Presiden Joko Widodo (Jokowi) akan mengatur ulang pajak bioskop yang sudah berlaku selama ini. Menteri BUMN Erick Thohir menyebut ke depan pajak bioskop akan distandardisasi. Teknisnya akan dituangkan dalam peraturan presiden (perpres) yang diklaim menjadi payung hukum ekosistem perfilman Tanah Air, mulai dari segi perpajakan, perizinan, sampai pendanaan.
Pengamat Pajak Daerah MUC Consulting Ferry Irawan mengatakan pajak bioskop seharusnya mengacu pada UU Nomor 1 Tahun 2022 tentang Hubungan Keuangan antara Pemerintah Pusat dan Pemerintah Daerah (UU HKPD). Dalam UU itu, bioskop masuk sebagai hiburan dan dikenakan pajak barang dan jasa tertentu (PBJT). Ia mengutip Pasal 58 UU HKPD yang menyebutkan tarif PBJT ditetapkan paling tinggi 10 persen. Di lain sisi, Ferry mengatakan pajak bioskop yang berlaku saat ini masih berlandaskan UU Nomor 28 Tahun 2009 tentang Pajak Daerah dan Retribusi Daerah (PDRD), bukan UU HKPD. Bioskop atau tontonan film masuk dalam pajak hiburan, di mana pada Pasal 45 ayat (1) ditetapkan tarifnya paling tinggi 35 persen.

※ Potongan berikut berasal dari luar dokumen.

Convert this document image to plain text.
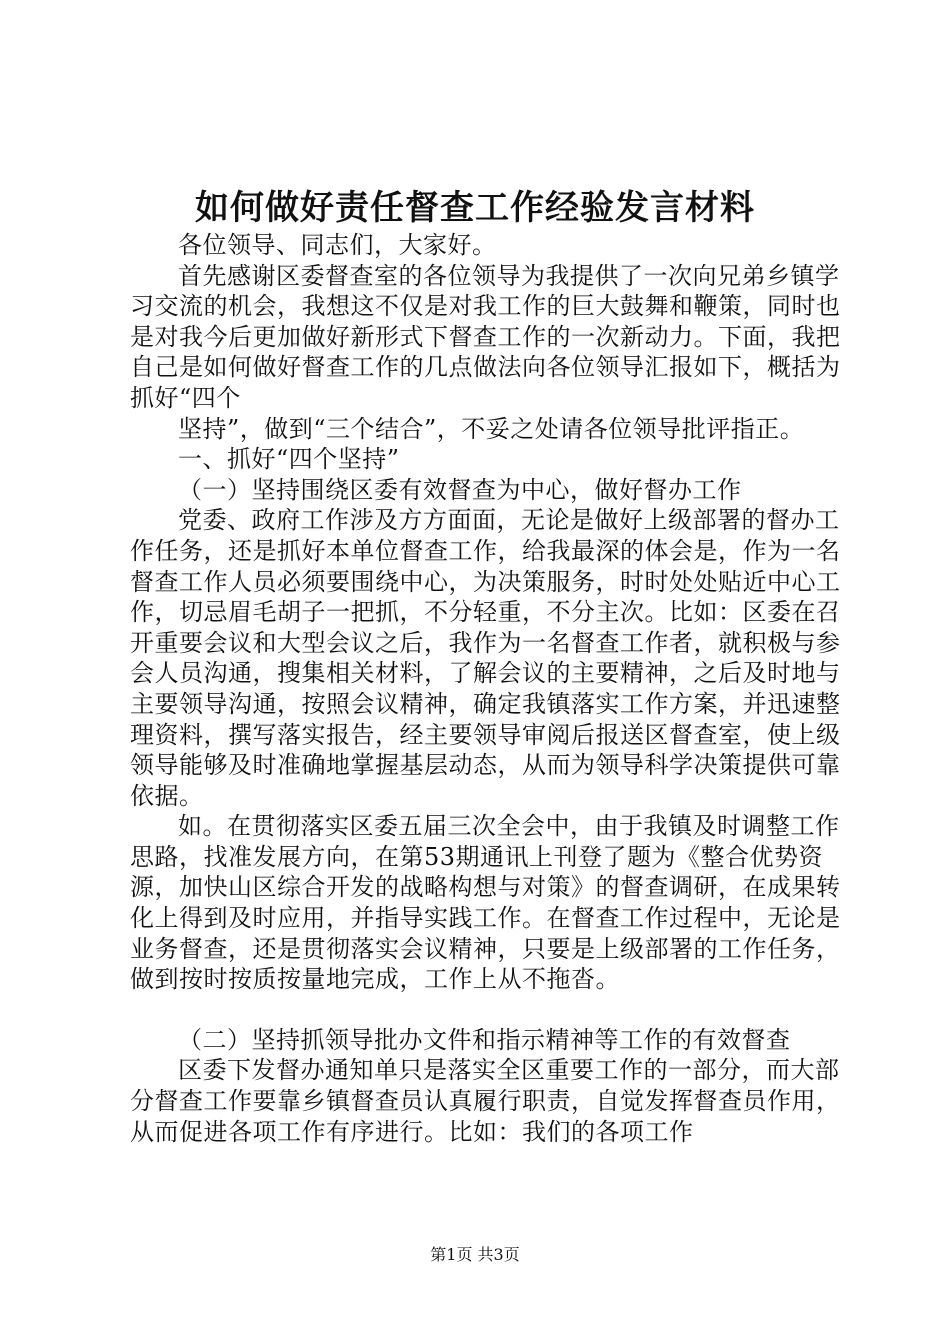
如何做好责任督查工作经验发言材料

各位领导、同志们，大家好。

首先感谢区委督查室的各位领导为我提供了一次向兄弟乡镇学习交流的机会，我想这不仅是对我工作的巨大鼓舞和鞭策，同时也是对我今后更加做好新形式下督查工作的一次新动力。下面，我把自己是如何做好督查工作的几点做法向各位领导汇报如下，概括为抓好“四个

坚持”，做到“三个结合”，不妥之处请各位领导批评指正。

一、抓好“四个坚持”

（一）坚持围绕区委有效督查为中心，做好督办工作

党委、政府工作涉及方方面面，无论是做好上级部署的督办工作任务，还是抓好本单位督查工作，给我最深的体会是，作为一名督查工作人员必须要围绕中心，为决策服务，时时处处贴近中心工作，切忌眉毛胡子一把抓，不分轻重，不分主次。比如：区委在召开重要会议和大型会议之后，我作为一名督查工作者，就积极与参会人员沟通，搜集相关材料，了解会议的主要精神，之后及时地与主要领导沟通，按照会议精神，确定我镇落实工作方案，并迅速整理资料，撰写落实报告，经主要领导审阅后报送区督查室，使上级领导能够及时准确地掌握基层动态，从而为领导科学决策提供可靠依据。

如。在贯彻落实区委五届三次全会中，由于我镇及时调整工作思路，找准发展方向，在第53期通讯上刊登了题为《整合优势资源，加快山区综合开发的战略构想与对策》的督查调研，在成果转化上得到及时应用，并指导实践工作。在督查工作过程中，无论是业务督查，还是贯彻落实会议精神，只要是上级部署的工作任务，做到按时按质按量地完成，工作上从不拖沓。

（二）坚持抓领导批办文件和指示精神等工作的有效督查

区委下发督办通知单只是落实全区重要工作的一部分，而大部分督查工作要靠乡镇督查员认真履行职责，自觉发挥督查员作用，从而促进各项工作有序进行。比如：我们的各项工作

第1页 共3页
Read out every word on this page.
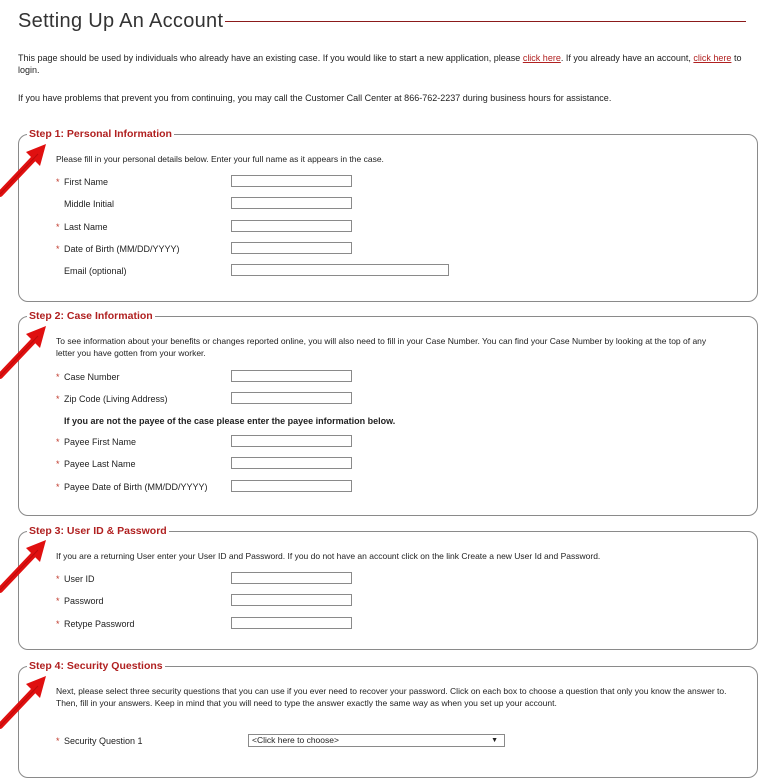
Setting Up An Account
This page should be used by individuals who already have an existing case. If you would like to start a new application, please click here. If you already have an account, click here to login.
If you have problems that prevent you from continuing, you may call the Customer Call Center at 866-762-2237 during business hours for assistance.
Step 1: Personal Information
Please fill in your personal details below. Enter your full name as it appears in the case.
* First Name
Middle Initial
* Last Name
* Date of Birth (MM/DD/YYYY)
Email (optional)
Step 2: Case Information
To see information about your benefits or changes reported online, you will also need to fill in your Case Number. You can find your Case Number by looking at the top of any letter you have gotten from your worker.
* Case Number
* Zip Code (Living Address)
If you are not the payee of the case please enter the payee information below.
* Payee First Name
* Payee Last Name
* Payee Date of Birth (MM/DD/YYYY)
Step 3: User ID & Password
If you are a returning User enter your User ID and Password. If you do not have an account click on the link Create a new User Id and Password.
* User ID
* Password
* Retype Password
Step 4: Security Questions
Next, please select three security questions that you can use if you ever need to recover your password. Click on each box to choose a question that only you know the answer to. Then, fill in your answers. Keep in mind that you will need to type the answer exactly the same way as when you set up your account.
* Security Question 1	<Click here to choose>	▼
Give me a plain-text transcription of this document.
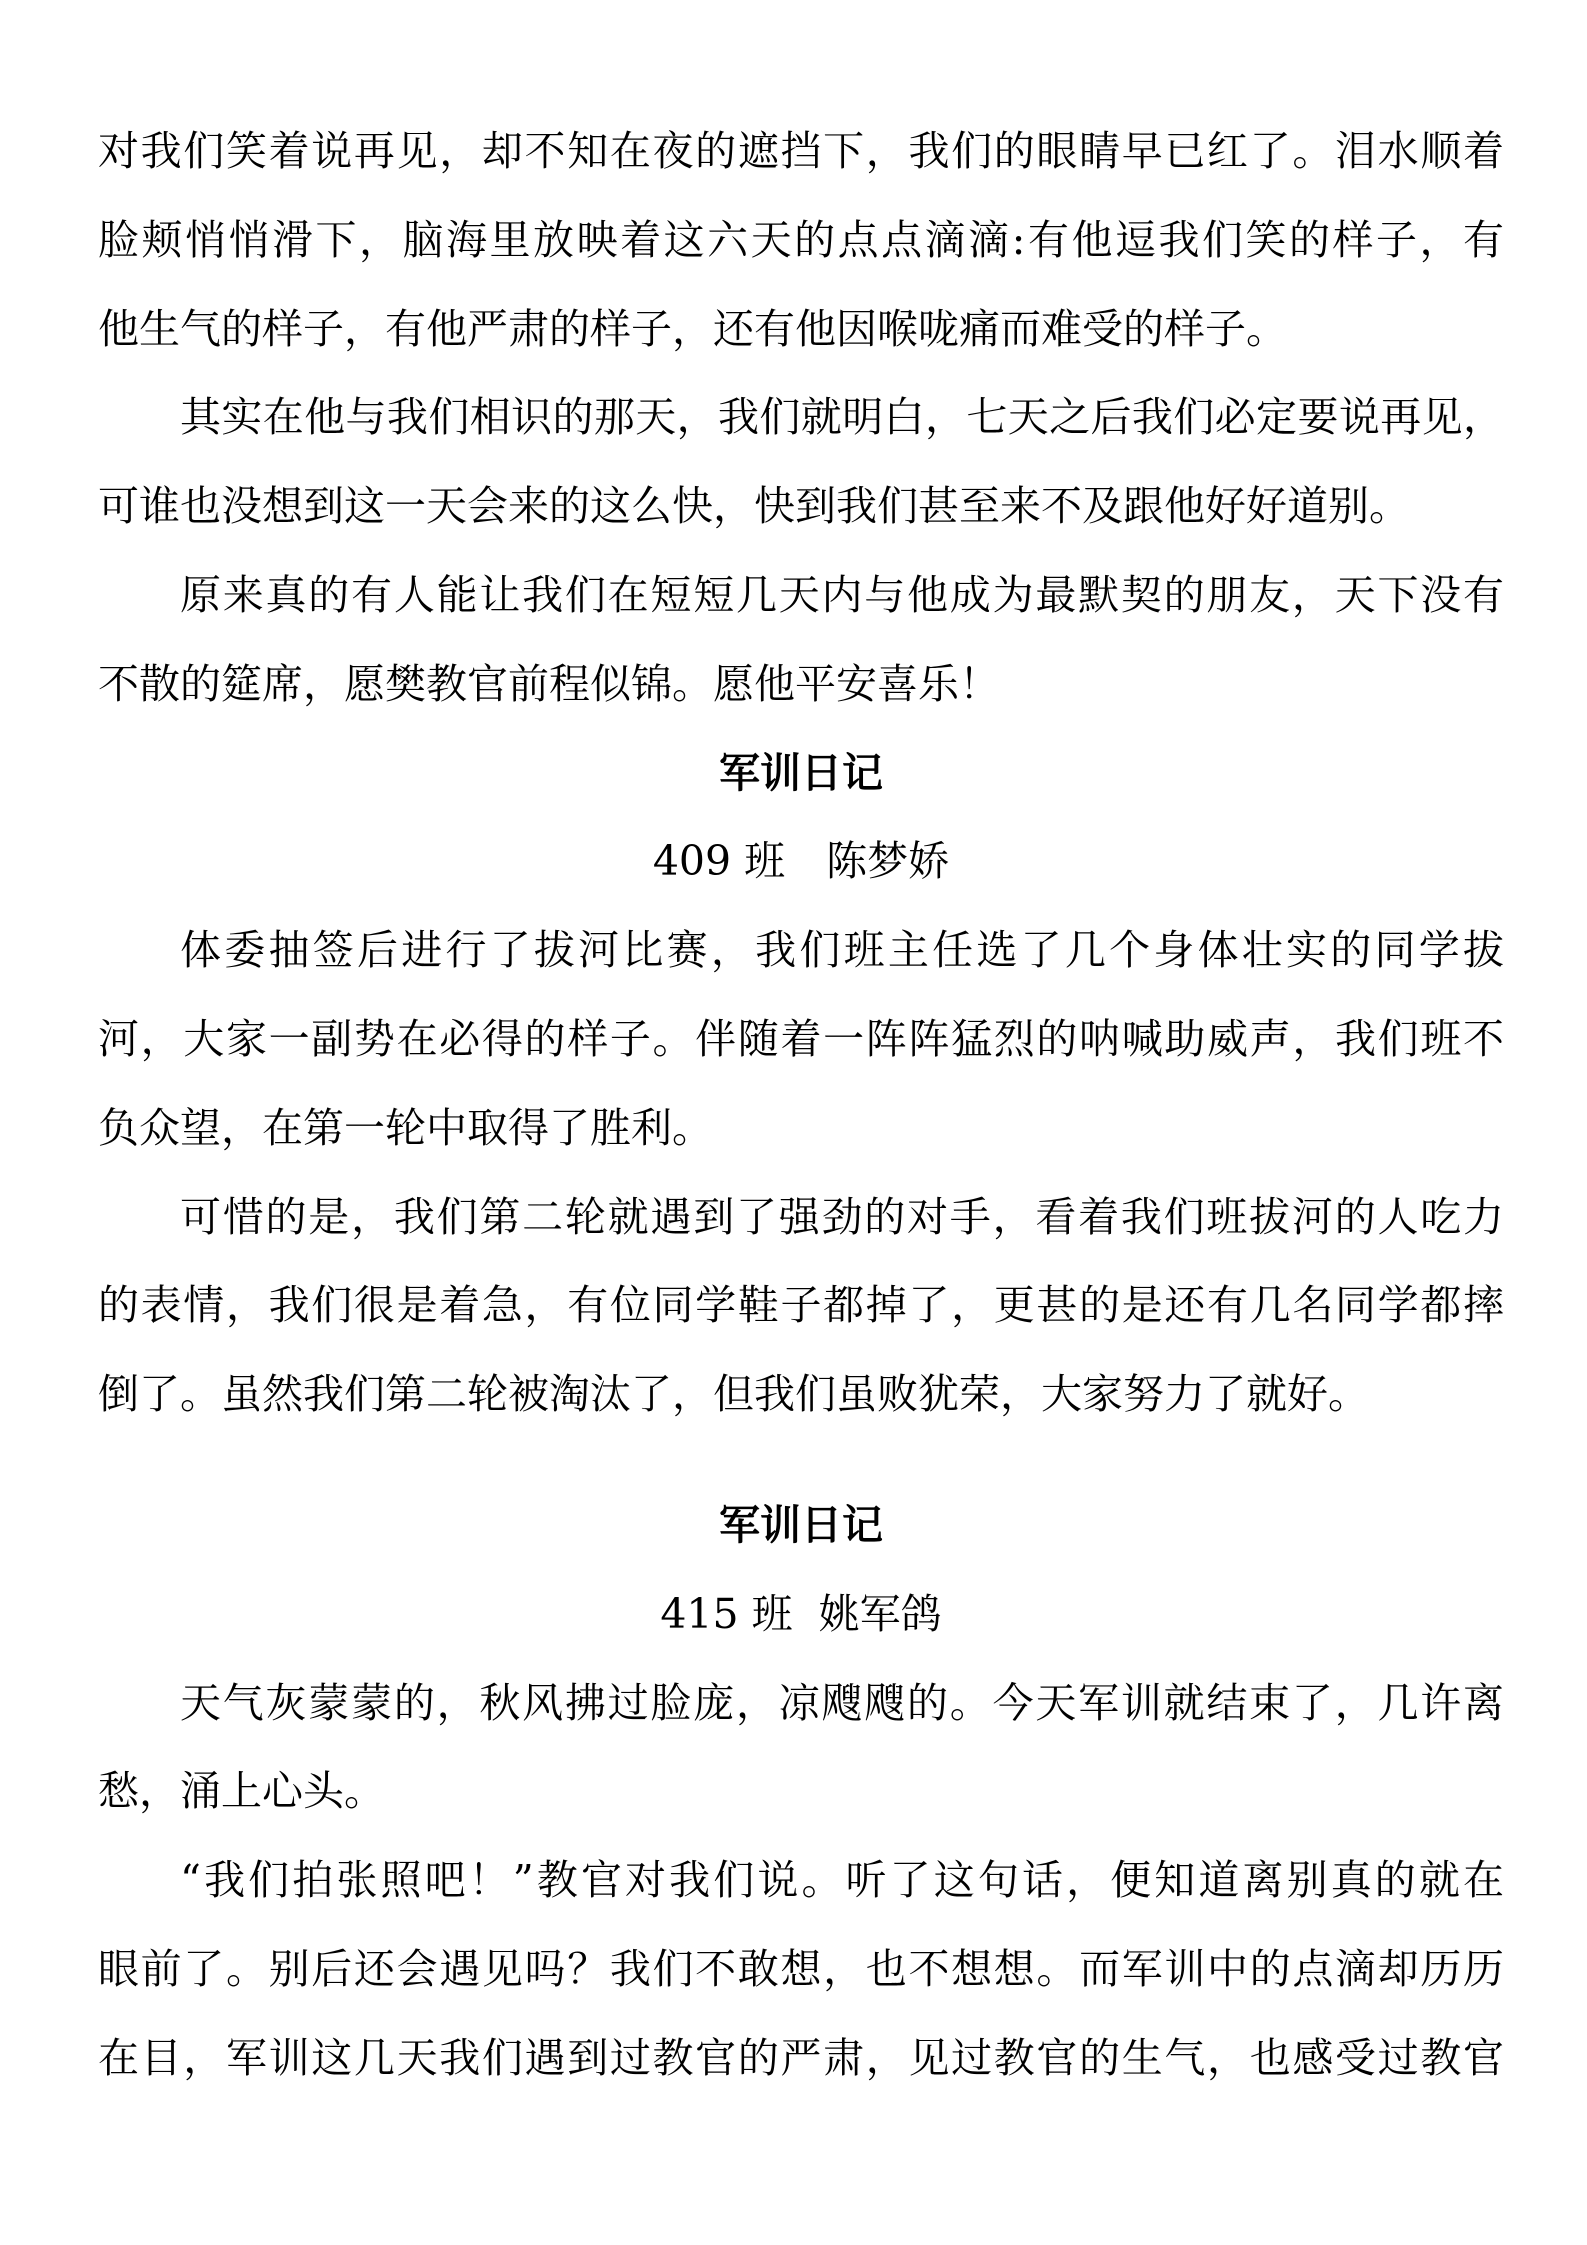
对我们笑着说再见，却不知在夜的遮挡下，我们的眼睛早已红了。泪水顺着
脸颊悄悄滑下，脑海里放映着这六天的点点滴滴:有他逗我们笑的样子，有
他生气的样子，有他严肃的样子，还有他因喉咙痛而难受的样子。
其实在他与我们相识的那天，我们就明白，七天之后我们必定要说再见，
可谁也没想到这一天会来的这么快，快到我们甚至来不及跟他好好道别。
原来真的有人能让我们在短短几天内与他成为最默契的朋友，天下没有
不散的筵席，愿樊教官前程似锦。愿他平安喜乐！
军训日记
409 班　陈梦娇
体委抽签后进行了拔河比赛，我们班主任选了几个身体壮实的同学拔
河，大家一副势在必得的样子。伴随着一阵阵猛烈的呐喊助威声，我们班不
负众望，在第一轮中取得了胜利。
可惜的是，我们第二轮就遇到了强劲的对手，看着我们班拔河的人吃力
的表情，我们很是着急，有位同学鞋子都掉了，更甚的是还有几名同学都摔
倒了。虽然我们第二轮被淘汰了，但我们虽败犹荣，大家努力了就好。
军训日记
415 班  姚军鸽
天气灰蒙蒙的，秋风拂过脸庞，凉飕飕的。今天军训就结束了，几许离
愁，涌上心头。
“我们拍张照吧！”教官对我们说。听了这句话，便知道离别真的就在
眼前了。别后还会遇见吗？我们不敢想，也不想想。而军训中的点滴却历历
在目，军训这几天我们遇到过教官的严肃，见过教官的生气，也感受过教官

Senada, Direktur Eksekutif Pratama-Kreston Tax Research Institute (PK-TRI) Prianto Budi Saptono mengamini adanya dua versi soal tarif bioskop saat ini. Ada yang mengacu UU HKPD sebesar 10 persen, tetapi tak sedikit yang masih mematuhi UU PDRD dengan angka maksimal 35 persen. Pada akhirnya, Prianto menilai perbedaan ini menimbulkan kesenjangan antardaerah. Meski begitu, Prianto paham jika masih ada daerah yang belum menyesuaikan perdanya dengan UU HKPD. Pasalnya, uu yang baru terbit pada 2022 ini masih memberi kelonggaran dua tahun untuk transisi. Karena UU HKPD berlaku sejak 5 Januari 2022, maka peraturan pelaksananya, termasuk perda, punya waktu penerbitan paling lama hingga 4 Januari 2024.